Certain gene mutations could serve as markers to help physicians predict which patients with hepatocellular carcinoma are most likely to develop resistance to the drug lenvatinib. The findings, published in Gastroenterology, could one day help clinicians better identify patients that may benefit from alternative treatments.
According to the Centers for Disease Control and Prevention (CDC), more than 35,000 people in the U.S. are diagnosed with liver cancer annually. Hepatocellular carcinoma is the most common form of primary liver cancer. For about one-fourth of hepatocellular carcinoma patients whose cancers cannot be treated with surgery or liver transplantation, lenvatinib is effective in stopping tumor growth. For others, drug resistance in hepatocellular carcinomas is common but not well understood.

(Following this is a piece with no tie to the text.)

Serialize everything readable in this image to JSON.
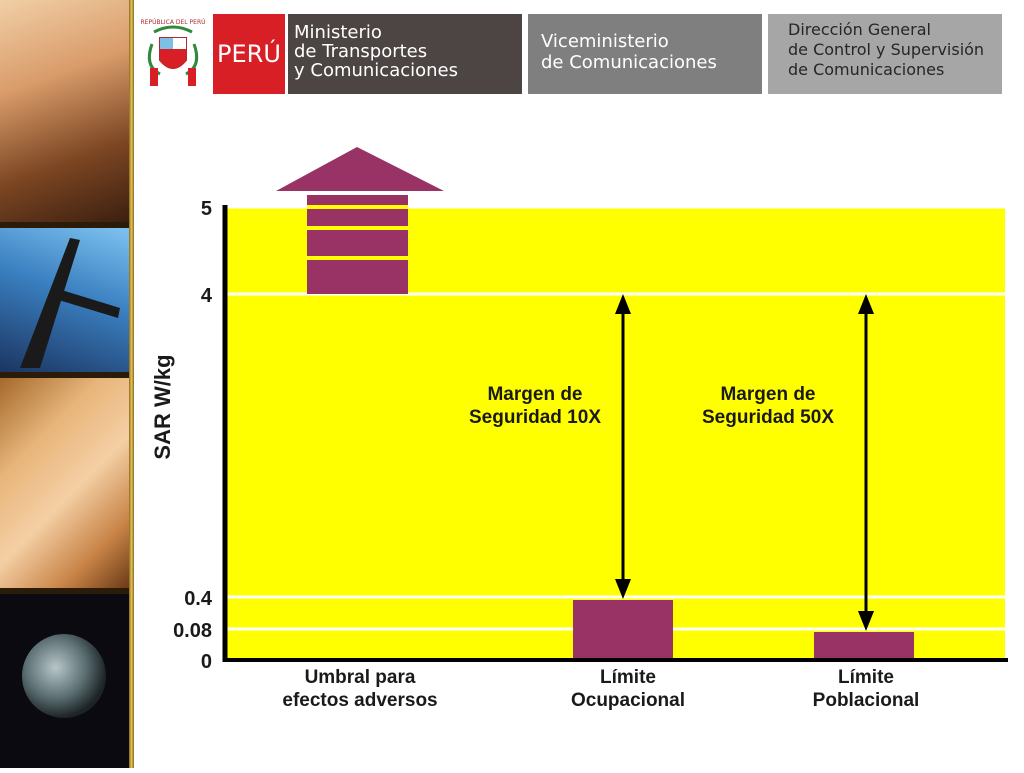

In this retrospective study, researchers analyzed the genetic profiles of circulating tumor DNA shed from cancer cells and disseminated into the bloodstream for 46 patients who underwent hepatocellular carcinoma treatment at the University of Texas (UT) Southwestern Medical Center and Parkland Memorial Hospital. Sixteen patients were treated with lenvatinib, and 30 with immunotherapy drugs. By examining circulating tumor DNA collected both before treatment and after cancers had progressed with treatment, the research team could identify differences in the genetic profiles of cancers once they were resistant to treatment.
In patients who received lenvatinib, the number of mutations in the genes EGFR and ERBB2, as well as the number of copies of the genes present in cancer cells, tended to increase. Those changes were not seen in patients treated with other drugs, suggesting that the change was a response to lenvatinib. EGFR and ERBB2 were previously known to play a role in cell growth and are mutated in many cancer types.
The team carried out an additional analysis of 227 patients treated for hepatocellular carcinoma at cancer centers nationwide. About 62.5% of patients without EGFR or ERBB2 mutations before treatment showed tumor shrinkage or stability after starting lenvatinib compared with 20% of those who had EGFR or ERBB2 mutations. On average, patients whose tumors had EGFR or ERBB2 mutations had lower survival rates than those whose tumors lacked the mutations.
Using a national cohort of 1,616 patients, researchers calculated that about 11% of hepatocellular carcinoma patients have EGFR or ERBB2 mutations. Since these patients are less likely to respond to lenvatinib, they could potentially be offered alternative or combination treatments. Unlike most hospitals, UT Southwestern Medical Center now routinely analyzes for genetic mutations present in hepatocellular carcinomas.
“These findings can potentially guide future clinical trials on how to prevent and treat lenvatinib resistance in hepatocellular carcinoma as well as other cancers,” lead author Dr. David Hsieh, assistant professor of internal medicine at UT Southwestern Medical Center, said in a statement. “This research may define a new marker to select patients for specific treatments. It also suggests that drugs targeting EGFR and ERBB2 combined with lenvatinib may be a very effective treatment in select patients.”